Additional responsibilities
Since the On-Call user already has a fragmented day because he has to solve issues and can't focus on bigger tasks anyway, he has to also deal with other things: Attending meetings where a team representative is needed, answering questions on Slack, resolving ad-hoc requests, … So the rest of the team have more time to focus on bigger development tasks.
A „small“ disadvantage is that people outside the team hardly know who currently has On-Call. And who to contact. Opsgenie, unfortunately, doesn't allow you to send a message to the team Slack channel when the rotation is changed. So we've created an internal script that checks every minute if there's been a change in the On-Call schedule and, if so, announces it publicly. Of course, not everyone reads it or notices it, but at least it helps psychologically.
Capacity and Velocity
Formerly, when planning the sprint, we allocated a fixed amount of time for On-Call (and similar) duties. However, sometimes not enough time was reserved, sometimes too much – because it is hard to know in advance how difficult problems will arise.
Therefore, we currently do not set aside any extra On-Call time and let the time spent on on-call tasks gradually affect the velocity of the team.
In conclusion
It is also good to be agile and iterative when setting up On-Calls. Start with a minimum of rules and gradually add more if needed. Also, when designing them, consider whether the problem is really so critical that it needs to be addressed immediately (imagine at the night) and won't wait until business hours.

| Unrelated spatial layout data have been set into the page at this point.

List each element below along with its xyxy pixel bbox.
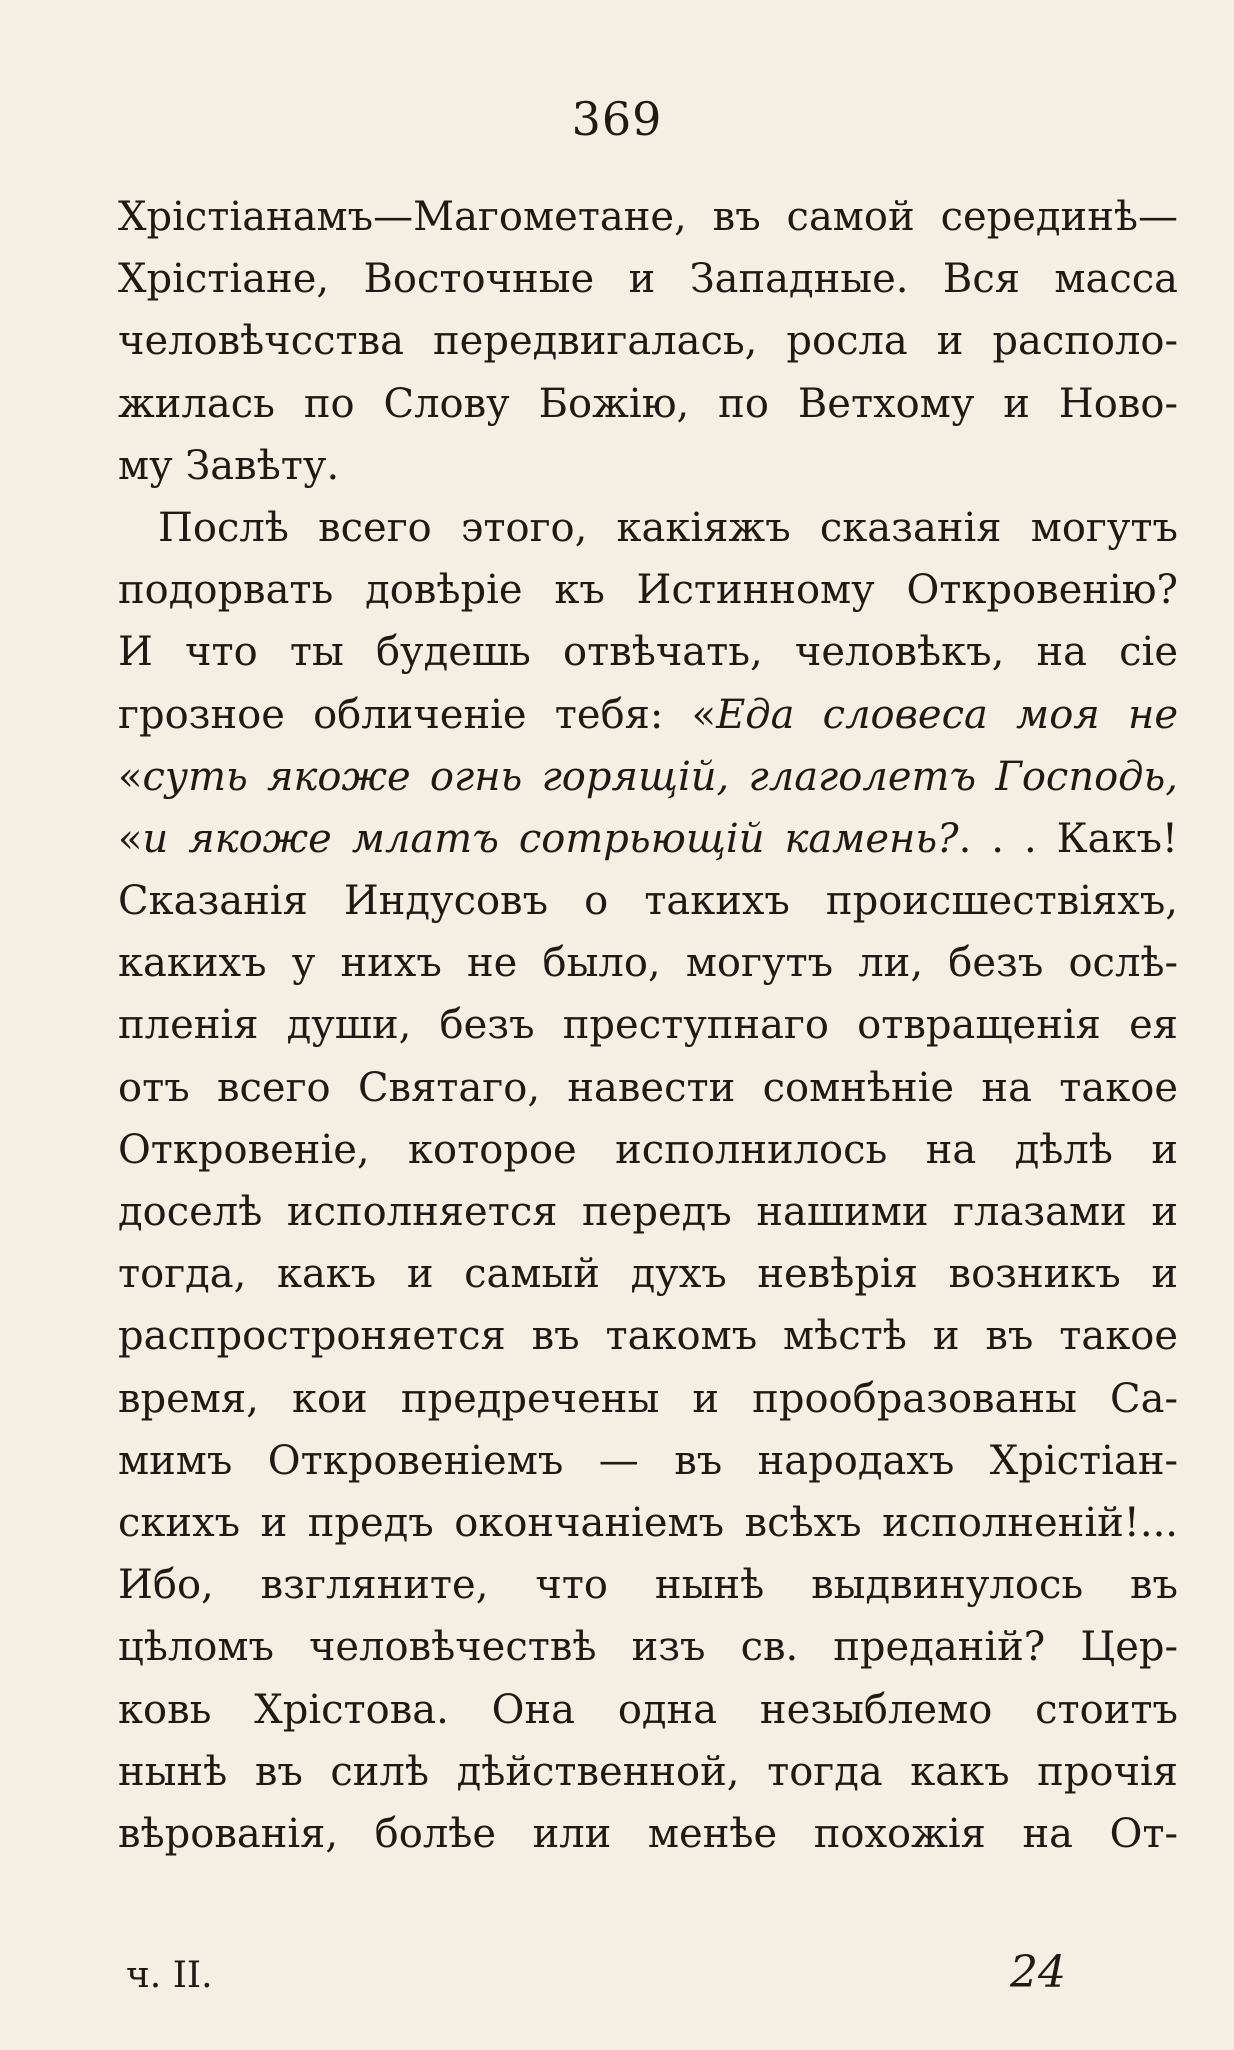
text-line: ковь Хрістова. Она одна незыблемо стоитъ — [118, 1686, 1178, 1733]
text-segment: « — [118, 753, 143, 800]
text-line: цѣломъ человѣчествѣ изъ св. преданій? Цер- — [118, 1624, 1178, 1671]
text-line: отъ всего Святаго, навести сомнѣніе на такое — [118, 1064, 1178, 1111]
quote-italic: суть якоже огнь горящій, глаголетъ Господь, — [142, 753, 1178, 800]
text-line: Ибо, взгляните, что нынѣ выдвинулось въ — [118, 1562, 1178, 1609]
page-text — [118, 186, 1178, 1865]
text-line: время, кои предречены и прообразованы Са- — [118, 1375, 1178, 1422]
text-line-quote — [118, 684, 1178, 746]
signature-mark: ч. II. — [126, 1955, 213, 1996]
quote-italic: Еда словеса моя не — [716, 691, 1179, 738]
text-line: Сказанія Индусовъ о такихъ происшествіяхъ, — [118, 878, 1178, 925]
text-line: Хрістіане, Восточные и Западные. Вся масса — [118, 256, 1178, 303]
text-line: мимъ Откровеніемъ — въ народахъ Хрістіан- — [118, 1437, 1178, 1484]
text-line: му Завѣту. — [118, 442, 340, 489]
text-line: тогда, какъ и самый духъ невѣрія возникъ и — [118, 1251, 1178, 1298]
text-segment: грозное обличеніе тебя: « — [118, 691, 717, 738]
sheet-number: 24 — [1010, 1947, 1066, 1998]
page-number: 369 — [571, 92, 663, 146]
text-line: человѣчсства передвигалась, росла и располо- — [118, 318, 1178, 365]
text-line: пленія души, безъ преступнаго отвращенія ея — [118, 1002, 1178, 1049]
text-line: доселѣ исполняется передъ нашими глазами и — [118, 1189, 1178, 1235]
text-line: распростроняется въ такомъ мѣстѣ и въ такое — [118, 1313, 1178, 1360]
text-line-quote — [118, 808, 1178, 870]
text-line: какихъ у нихъ не было, могутъ ли, безъ ослѣ- — [118, 940, 1178, 987]
text-segment: . . . Какъ! — [958, 815, 1178, 862]
text-line: Послѣ всего этого, какіяжъ сказанія могутъ — [158, 504, 1178, 551]
text-line: скихъ и предъ окончаніемъ всѣхъ исполненій!... — [118, 1499, 1178, 1546]
text-line: вѣрованія, болѣе или менѣе похожія на От- — [118, 1810, 1178, 1857]
text-line: жилась по Слову Божію, по Ветхому и Ново- — [118, 380, 1178, 427]
text-line: нынѣ въ силѣ дѣйственной, тогда какъ прочія — [118, 1748, 1178, 1795]
text-line-quote — [118, 746, 1178, 808]
quote-italic: и якоже млатъ сотрьющій камень? — [142, 815, 959, 862]
text-segment: « — [118, 815, 143, 862]
text-line: подорвать довѣріе къ Истинному Откровенію? — [118, 567, 1178, 614]
text-line: И что ты будешь отвѣчать, человѣкъ, на сіе — [118, 629, 1178, 676]
text-line: Хрістіанамъ—Магометане, въ самой серединѣ— — [118, 194, 1178, 240]
text-line: Откровеніе, которое исполнилось на дѣлѣ и — [118, 1126, 1178, 1173]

For sliding/flexible working hours, it is a good idea to utilize the On-Call person for other operational tasks as well. Thus, the rest of the team can focus on more complex work according to their time needs and not have their day scheduled according to various ad-hoc meetings.
The biggest benefit I see in our team is, that On-Calls actually increased effectiveness and responsibility. Except for the colleague in the On-Call rotation, everyone else has a defragmented and focused workday, quiet nights, and free weekends 😉. Similarly, any tasks (problems/questions/meetings) are responded by one particular On-Call person and there is no wasted concurrent work time on the same task by somebody else.